My secretary assumed a prissy mouth. “Shall I hold madame’s calls today?”
“Let me talk to Rob if he calls, and Carolyn.”
“And who might Carolyn be?”
“That might be none of your beeswax.”
“Veddy good, mum.” I kind of liked him in this role, but if I said so he’d think of a way to make it irritating; in his way, the man was a genius.
When he had gone, I stared into space awhile, trying to orient myself. I was a wreck this morning, either from the fear or from the stress of living in denial for three days. Or was it only two? I couldn’t even count anymore. What it felt like that morning was the last day of Pompeii— something awful was going to happen, something cataclysmic. I got out my calendar and looked at it— sure enough it was two days before my period. Throw hormones in with the rest, and you had a major paranoia attack.
Rationally, that should have explained it, should have calmed me. I should have been able to say to myself, “I’m doing what I can for Chris and also my lump, and that’s the end of it.” But I guess Julio was right about the mind being less important than we think. I couldn’t get a grip.
Just to have something to do with my sweaty hands, I called Sarah Byers’s number, hoping for a referral to her office. Instead, I got this: “This is Sarah. Don’t ask for whom the bell tolls. It tolls for me.”
God. Was that a suicide message or just a reference to ringing telephones? It gave me the creeps.
After that, with Kruzick holding my calls, I had no choice but to work. I ended up so involved I was surprised when he came in, announced he was going to lunch, and dumped a stack of message slips on my desk.
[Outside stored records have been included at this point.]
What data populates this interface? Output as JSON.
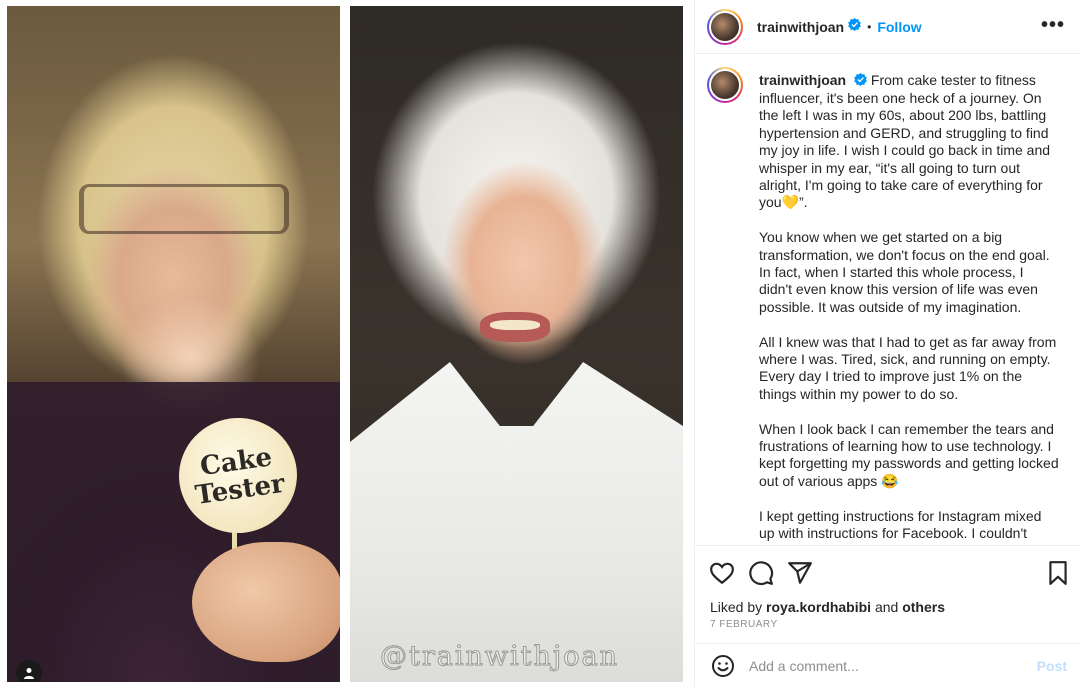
{
  "media": {
    "left_sign_text": [
      "Cake",
      "Tester"
    ],
    "watermark": "@trainwithjoan"
  },
  "header": {
    "username": "trainwithjoan",
    "separator": "•",
    "follow_label": "Follow",
    "more_label": "•••"
  },
  "caption": {
    "username": "trainwithjoan",
    "first_line": "From cake tester to fitness influencer, it's been one heck of a journey. On the left I was in my 60s, about 200 lbs, battling hypertension and GERD, and struggling to find my joy in life. I wish I could go back in time and whisper in my ear, “it's all going to turn out alright, I'm going to take care of everything for you💛”.",
    "paragraphs": [
      "You know when we get started on a big transformation, we don't focus on the end goal. In fact, when I started this whole process, I didn't even know this version of life was even possible. It was outside of my imagination.",
      "All I knew was that I had to get as far away from where I was. Tired, sick, and running on empty. Every day I tried to improve just 1% on the things within my power to do so.",
      "When I look back I can remember the tears and frustrations of learning how to use technology. I kept forgetting my passwords and getting locked out of various apps 😂",
      "I kept getting instructions for Instagram mixed up with instructions for Facebook. I couldn't"
    ]
  },
  "actions": {
    "icons": [
      "heart-icon",
      "comment-icon",
      "share-icon",
      "bookmark-icon"
    ]
  },
  "likes": {
    "prefix": "Liked by",
    "user": "roya.kordhabibi",
    "connector": "and",
    "others": "others"
  },
  "date": "7 February",
  "comment": {
    "placeholder": "Add a comment...",
    "post_label": "Post"
  },
  "colors": {
    "accent": "#0095f6",
    "post_disabled": "#c0dffd",
    "muted": "#8e8e8e"
  }
}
The top one nearly sent me through the ceiling.
“Alan, I thought I told you to put Carolyn through.”
“And so I would have, Mum, if the lady had called.”
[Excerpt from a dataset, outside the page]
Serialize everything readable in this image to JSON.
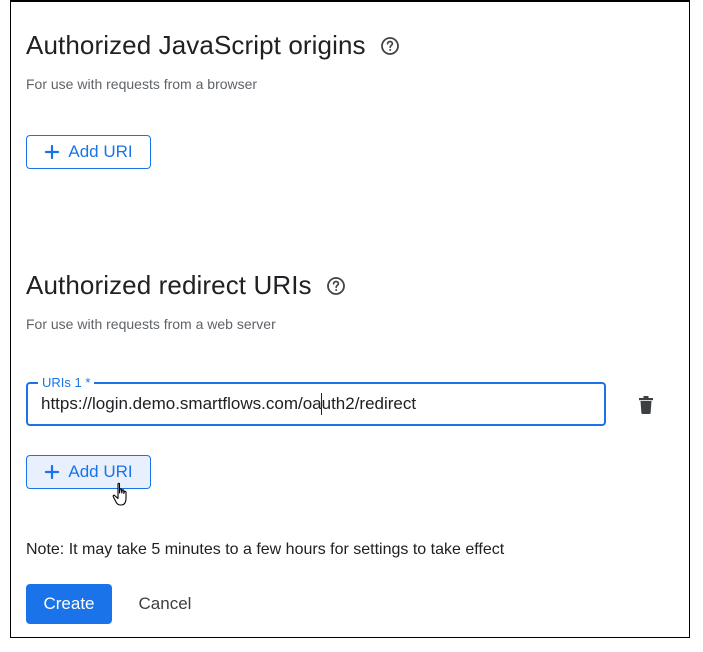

“She did call.” I showed him the message slip. “And by the way, the butler act’s wearing thin.”
Without batting an eye, he changed to Southern ditherer: “Well, I declare to goodness if that doesn’t say ‘Dr. Perlmutter.’ You don’t s’pose we had a l’il ol’ failyah of communication, do you?”
“Oh, go to lunch.” I called Carolyn back, told the damn receptionist I had a lump, and made an appointment.
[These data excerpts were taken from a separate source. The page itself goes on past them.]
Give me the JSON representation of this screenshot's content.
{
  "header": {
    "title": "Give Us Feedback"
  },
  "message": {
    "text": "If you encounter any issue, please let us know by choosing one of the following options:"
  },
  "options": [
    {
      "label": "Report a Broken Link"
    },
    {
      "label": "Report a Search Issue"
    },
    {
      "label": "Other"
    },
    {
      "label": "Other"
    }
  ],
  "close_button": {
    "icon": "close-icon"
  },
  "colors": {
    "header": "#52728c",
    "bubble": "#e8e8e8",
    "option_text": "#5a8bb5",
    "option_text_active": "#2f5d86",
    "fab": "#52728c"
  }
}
I was fifteen minutes late meeting Mickey as a result. No problem— she didn’t turn up for another five.
I handed her a tuna sandwich and didn’t even let her get it unwrapped. “So let’s have it. Kruzick’s cheating on you, isn’t he?”
“No. It’s nothing to do with Alan. Exactly.”
“Well, what then?”
“I’m the one who’s having an affair.”
“You! But, Mickey—” I couldn’t say what came to mind:
My baby sister is an angel; she doesn’t do things like that.
“I’m pond scum, right?”
“Of course not. But what’s going on?”
“It’s a friend of Alan’s. A guy from the theater. He’s married and has three kids. The youngest is eight months old.”
“Gosh.” That was the best I could do. I was as close to speechless as I get.
“Pretty bad, huh?”
“Um. May I be perfectly honest? Not good. But like I said— what’s going on?”
“I don’t know.” The words came out in a whisper. She said it again: “I don’t know. I think I’m in love with two people at once.”
“You’re in love with this guy?” I was so surprised I practically shouted it.
Her eyes filled up. “You don’t know. You just don’t know how awful it is.”
“I guess I don’t. How is it awful?”
“Oh God, the guilt. And being jealous of his wife and children. And never seeing him enough. And knowing I’d die if Alan found out … You just don’t know!”
The solution seemed simple enough to one who wasn’t in the middle of it. The question was whether to mention it. I tried to make a delicate little joke of it: “Well. Usually one man…”
“Oh, stop! Rebecca, you just can’t know what this is like.”
“I’m sorry. I didn’t mean to moralize.”
“It’s okay.”
“What are you going to do?”
“I don’t know. Oh God, how could I have not mentioned the indecision? That’s the worst part.”